Il voit également une explication dans la disparition de plus de 50% des adhérents de l'UMP de la Lozère, signe que les choses ne vont pas. « Il y a également un contexte national qui n'a pas servi, lorsque l'on voit que l'UMP a globalement reculé dans les territoires ruraux au point que le Sénat soit majoritairement de gauche. Tout ceci dépasse très largement la personne de Jacques Blanc qui n'a pas démérité. J'estime, en tant que député de la ruralité, Président du groupe de 57 députés de la Droite rurale, qu'il y a une véritable cécité, un véritable autisme du Gouvernement sur les territoires ruraux. Je l'ai exprimé très clairement au Premier Ministre en insistant sur le fait que d'une part la réforme des collectivités territoriales n'a pas été comprise tant sur l'aspect intercommunalité avec le risque d' être une intercommunalité imposée ce qui est insupportable pour les maires ruraux, et d'autre part sur la création du conseiller territorial dont les contours ne sont pas finis. J'ai toujours considéré que le mandat dual (département-région) n'était pas une bonne chose et je n'ai pas voté cette réforme.
Enfin, pour le contexte général, la situation de la France n'a pas contribué à installer un débat serein lors de ces échéances électorales. Pour ma part, dans la droite ligne de mon soutien et de mon engagement politique, je continuerai avec Jacques Blanc à oeuvrer pour ce département , pour qu'il poursuive à travers les mandats qu'il possède les réseaux qui sont les siens les actions en faveur des territoires ruraux.

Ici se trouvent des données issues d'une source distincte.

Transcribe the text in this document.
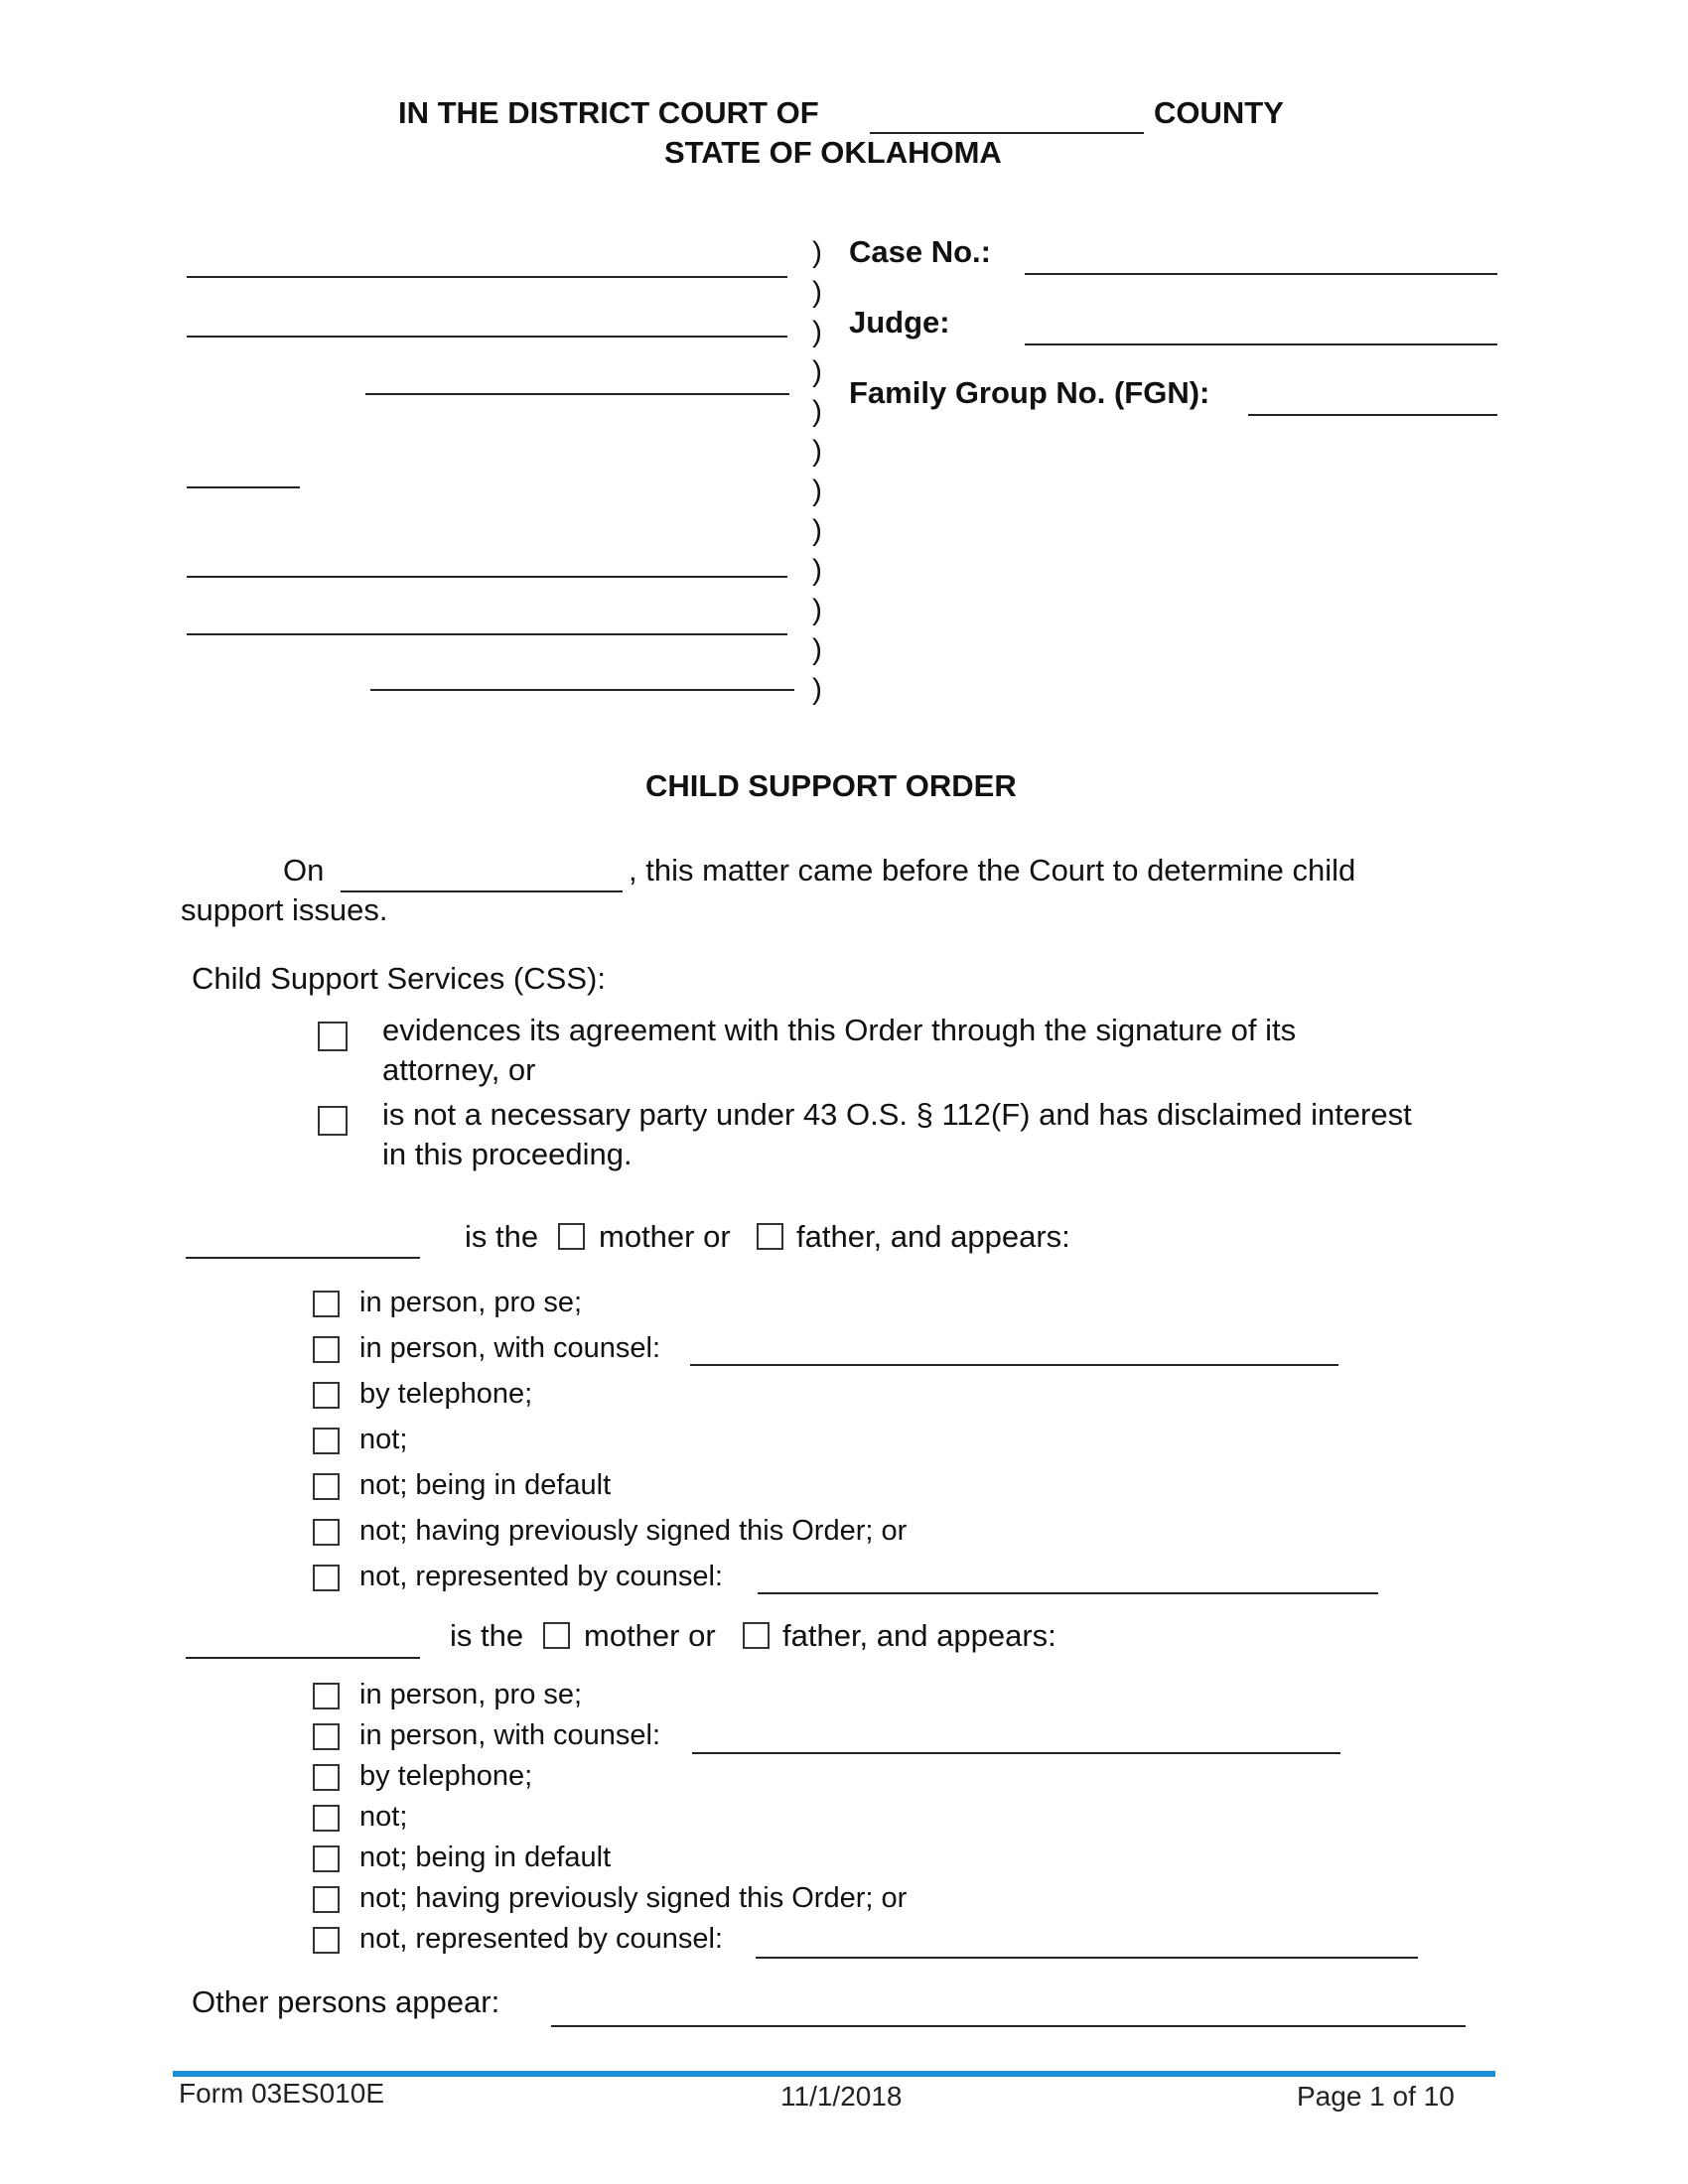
IN THE DISTRICT COURT OF	COUNTY
STATE OF OKLAHOMA
)
)
)
)
)
)
)
)
)
)
)
)
Case No.:
Judge:
Family Group No. (FGN):
CHILD SUPPORT ORDER
On	, this matter came before the Court to determine child
support issues.
Child Support Services (CSS):
evidences its agreement with this Order through the signature of its
attorney, or
is not a necessary party under 43 O.S. § 112(F) and has disclaimed interest
in this proceeding.
is the mother or father, and appears:
in person, pro se;
in person, with counsel:
by telephone;
not;
not; being in default
not; having previously signed this Order; or
not, represented by counsel:
is the mother or father, and appears:
in person, pro se;
in person, with counsel:
by telephone;
not;
not; being in default
not; having previously signed this Order; or
not, represented by counsel:
Other persons appear:
Form 03ES010E	11/1/2018	Page 1 of 10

Je pense notamment à ses mandats au niveau européen. Concernant l'UMP local et national , il est grand temps qu'une réflexion soit engagée pour que la vision des élus locaux soit vraiment prise en considération, ce qui n'est absolument pas le cas aujourd'hui. Je crains qu'au niveau de l'exécutif on soit enfermé dans des certitudes qui empêchent de voir les réalités des citoyens et des territoires » nous a déclaré le parlementaire.